William Chester Goodfellow (born May 25, 1947) is the director of the Afghanistan Peace Campaign, a non-governmental organization that promotes a political process that leads to an inclusive government in Afghanistan that respects the rights of minorities and particularly women. He maintains the organization's website and works with American and Afghan colleagues to build public support for providing humanitarian and development aid to Afghanistan. Goodfellow has made numerous trips to Kabul to interview government officials, human rights activists, and academics.

Goodfellow was one of the founders of the Center for International Policy (CIP) in 1975 and served as executive director from 1985 to 2017. Goodfellow testified before congressional committees and published op-ed articles in major U.S. newspapers. During the late 1970s, Goodfellow and his colleagues at CIP successfully lobbied for legislation that requires the executive branch to consider a country’s human rights record before providing economic and military aid.(1)

In the 1980s, Goodfellow promoted negotiations to end the civil wars in Nicaragua and El Salvador. He worked closely with Costa Rican President Oscar Arias and championed the Esquipulas Peace Agreement in the United States. He attended every Central American summit meeting and spoke and published articles about the peace process, which silenced the guns in Central America.(2)

Goodfellow directed Central for International Policy’s Common Defense Campaign to reduce U.S. military spending and change the way America relates to the rest of the world. He was co-chair of the Afghanistan Study Group (2009-2013), which brought together former senior government officials, academics and area specialists. In August 2010, the Afghanistan Study Group issued a report, A New Way Forward: Rethinking U.S. Strategy in Afghanistan that urged the Obama administration to seek a negotiated political settlement in Afghanistan.
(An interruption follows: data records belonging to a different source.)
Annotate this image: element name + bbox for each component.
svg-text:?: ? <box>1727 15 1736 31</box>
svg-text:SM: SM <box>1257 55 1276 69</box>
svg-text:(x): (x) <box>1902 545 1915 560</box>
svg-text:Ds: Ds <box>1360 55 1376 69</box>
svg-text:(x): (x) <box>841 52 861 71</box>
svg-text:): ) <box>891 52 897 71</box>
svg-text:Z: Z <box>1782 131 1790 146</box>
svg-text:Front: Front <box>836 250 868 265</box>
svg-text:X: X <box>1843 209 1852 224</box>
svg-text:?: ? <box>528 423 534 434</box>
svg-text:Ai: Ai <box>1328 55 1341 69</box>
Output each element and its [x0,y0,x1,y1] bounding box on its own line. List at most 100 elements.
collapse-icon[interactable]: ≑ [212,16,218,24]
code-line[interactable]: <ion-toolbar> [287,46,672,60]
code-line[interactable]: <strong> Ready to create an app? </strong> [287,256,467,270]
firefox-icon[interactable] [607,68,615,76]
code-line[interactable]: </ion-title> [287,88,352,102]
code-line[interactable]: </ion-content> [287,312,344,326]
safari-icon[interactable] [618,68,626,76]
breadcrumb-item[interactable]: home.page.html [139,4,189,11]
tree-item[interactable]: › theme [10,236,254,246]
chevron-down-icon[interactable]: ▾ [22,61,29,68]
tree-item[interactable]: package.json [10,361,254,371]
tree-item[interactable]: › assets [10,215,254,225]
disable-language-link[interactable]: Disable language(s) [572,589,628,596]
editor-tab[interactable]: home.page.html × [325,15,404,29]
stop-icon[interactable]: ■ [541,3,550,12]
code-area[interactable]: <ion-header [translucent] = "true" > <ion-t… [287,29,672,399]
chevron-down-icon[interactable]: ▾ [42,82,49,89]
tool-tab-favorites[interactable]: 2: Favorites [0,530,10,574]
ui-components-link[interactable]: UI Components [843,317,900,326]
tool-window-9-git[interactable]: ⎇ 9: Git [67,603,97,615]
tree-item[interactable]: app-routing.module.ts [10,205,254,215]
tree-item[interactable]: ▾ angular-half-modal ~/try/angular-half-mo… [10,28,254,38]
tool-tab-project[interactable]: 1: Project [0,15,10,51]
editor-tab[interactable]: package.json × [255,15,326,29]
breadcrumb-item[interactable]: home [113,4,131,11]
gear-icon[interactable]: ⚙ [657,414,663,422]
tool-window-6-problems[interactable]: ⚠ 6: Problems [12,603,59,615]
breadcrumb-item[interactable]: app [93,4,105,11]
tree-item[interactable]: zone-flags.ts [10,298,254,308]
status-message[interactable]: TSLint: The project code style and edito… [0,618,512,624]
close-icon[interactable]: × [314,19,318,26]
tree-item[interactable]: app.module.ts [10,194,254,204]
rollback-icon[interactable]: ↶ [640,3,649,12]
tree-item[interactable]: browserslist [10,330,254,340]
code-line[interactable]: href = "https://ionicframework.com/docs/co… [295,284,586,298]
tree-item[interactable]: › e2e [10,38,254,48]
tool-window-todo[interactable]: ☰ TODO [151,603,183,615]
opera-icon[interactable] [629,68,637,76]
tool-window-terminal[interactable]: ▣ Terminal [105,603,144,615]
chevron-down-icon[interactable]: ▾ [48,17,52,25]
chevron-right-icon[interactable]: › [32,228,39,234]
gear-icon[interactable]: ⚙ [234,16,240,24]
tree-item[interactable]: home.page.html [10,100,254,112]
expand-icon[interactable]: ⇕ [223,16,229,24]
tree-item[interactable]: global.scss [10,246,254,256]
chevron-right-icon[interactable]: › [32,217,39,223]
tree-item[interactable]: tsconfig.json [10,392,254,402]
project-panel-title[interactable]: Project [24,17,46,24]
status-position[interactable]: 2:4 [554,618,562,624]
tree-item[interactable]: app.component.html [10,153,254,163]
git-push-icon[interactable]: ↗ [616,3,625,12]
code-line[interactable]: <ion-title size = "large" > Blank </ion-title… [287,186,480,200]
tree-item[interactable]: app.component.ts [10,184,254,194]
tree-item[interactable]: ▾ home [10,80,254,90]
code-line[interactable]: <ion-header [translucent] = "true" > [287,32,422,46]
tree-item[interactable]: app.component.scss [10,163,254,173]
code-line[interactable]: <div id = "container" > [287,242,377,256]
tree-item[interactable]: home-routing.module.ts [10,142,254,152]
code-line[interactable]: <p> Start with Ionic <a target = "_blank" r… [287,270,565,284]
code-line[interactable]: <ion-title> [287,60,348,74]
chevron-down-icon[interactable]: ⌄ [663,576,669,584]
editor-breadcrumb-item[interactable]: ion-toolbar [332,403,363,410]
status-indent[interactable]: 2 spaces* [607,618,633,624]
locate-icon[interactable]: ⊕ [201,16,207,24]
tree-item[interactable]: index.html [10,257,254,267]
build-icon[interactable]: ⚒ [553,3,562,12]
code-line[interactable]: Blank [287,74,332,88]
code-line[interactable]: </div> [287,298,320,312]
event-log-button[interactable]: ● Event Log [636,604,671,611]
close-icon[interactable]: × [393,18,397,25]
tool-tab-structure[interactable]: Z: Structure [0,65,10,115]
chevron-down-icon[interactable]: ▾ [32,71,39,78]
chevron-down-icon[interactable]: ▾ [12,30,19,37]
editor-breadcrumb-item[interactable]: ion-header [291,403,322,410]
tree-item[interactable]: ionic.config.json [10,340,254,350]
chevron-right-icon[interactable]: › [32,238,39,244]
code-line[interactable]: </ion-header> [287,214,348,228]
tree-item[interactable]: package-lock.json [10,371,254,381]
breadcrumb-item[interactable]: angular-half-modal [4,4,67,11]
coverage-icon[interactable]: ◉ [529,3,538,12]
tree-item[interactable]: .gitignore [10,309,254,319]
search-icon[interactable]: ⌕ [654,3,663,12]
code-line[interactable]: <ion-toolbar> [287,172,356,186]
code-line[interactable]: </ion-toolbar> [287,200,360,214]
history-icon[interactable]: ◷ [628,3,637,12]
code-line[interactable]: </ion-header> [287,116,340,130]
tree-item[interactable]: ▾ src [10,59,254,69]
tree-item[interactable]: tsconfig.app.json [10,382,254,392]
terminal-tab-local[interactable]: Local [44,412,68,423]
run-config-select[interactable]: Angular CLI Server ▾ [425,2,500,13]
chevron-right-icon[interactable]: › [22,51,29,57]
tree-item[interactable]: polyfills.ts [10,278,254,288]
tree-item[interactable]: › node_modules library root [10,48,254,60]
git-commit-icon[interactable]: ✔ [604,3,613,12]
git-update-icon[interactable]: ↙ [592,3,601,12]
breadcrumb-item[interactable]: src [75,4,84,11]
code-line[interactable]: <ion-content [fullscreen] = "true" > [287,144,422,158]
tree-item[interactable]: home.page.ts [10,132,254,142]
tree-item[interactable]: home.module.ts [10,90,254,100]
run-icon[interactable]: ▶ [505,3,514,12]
From 1973 to 1975, Goodfellow was an associate at the Indochina Resource Center, a non-profit think tank staffed by academics and activists who produced scholarly research for the anti-Vietnam War movement. In January 1976, the last U.S ambassador to South Vietnam, Ambassador Graham Martin, went before the House International Relations Committee’s Special Subcommittee on Investigations to explain how the anti-war movement turned the American public against the Vietnam War. Ambassador Martin singled out the Indochina Resource Center, which he called, “an enormously effective organization and I do think that they deserve the compliment that I have paid them”.(3)

Goodfellow spent the last six months of the war in Indochina and was evacuated from both Cambodia and Vietnam in April 1975.

Goodfellow earned his undergraduate degree in political science from Boston University in 1970 and received his Masters from the Cambridge-Goddard Graduate School for Social Change in 1972. He has been married to Pulitzer Prize-winning Washington Post journalist Dana Priest since 1989.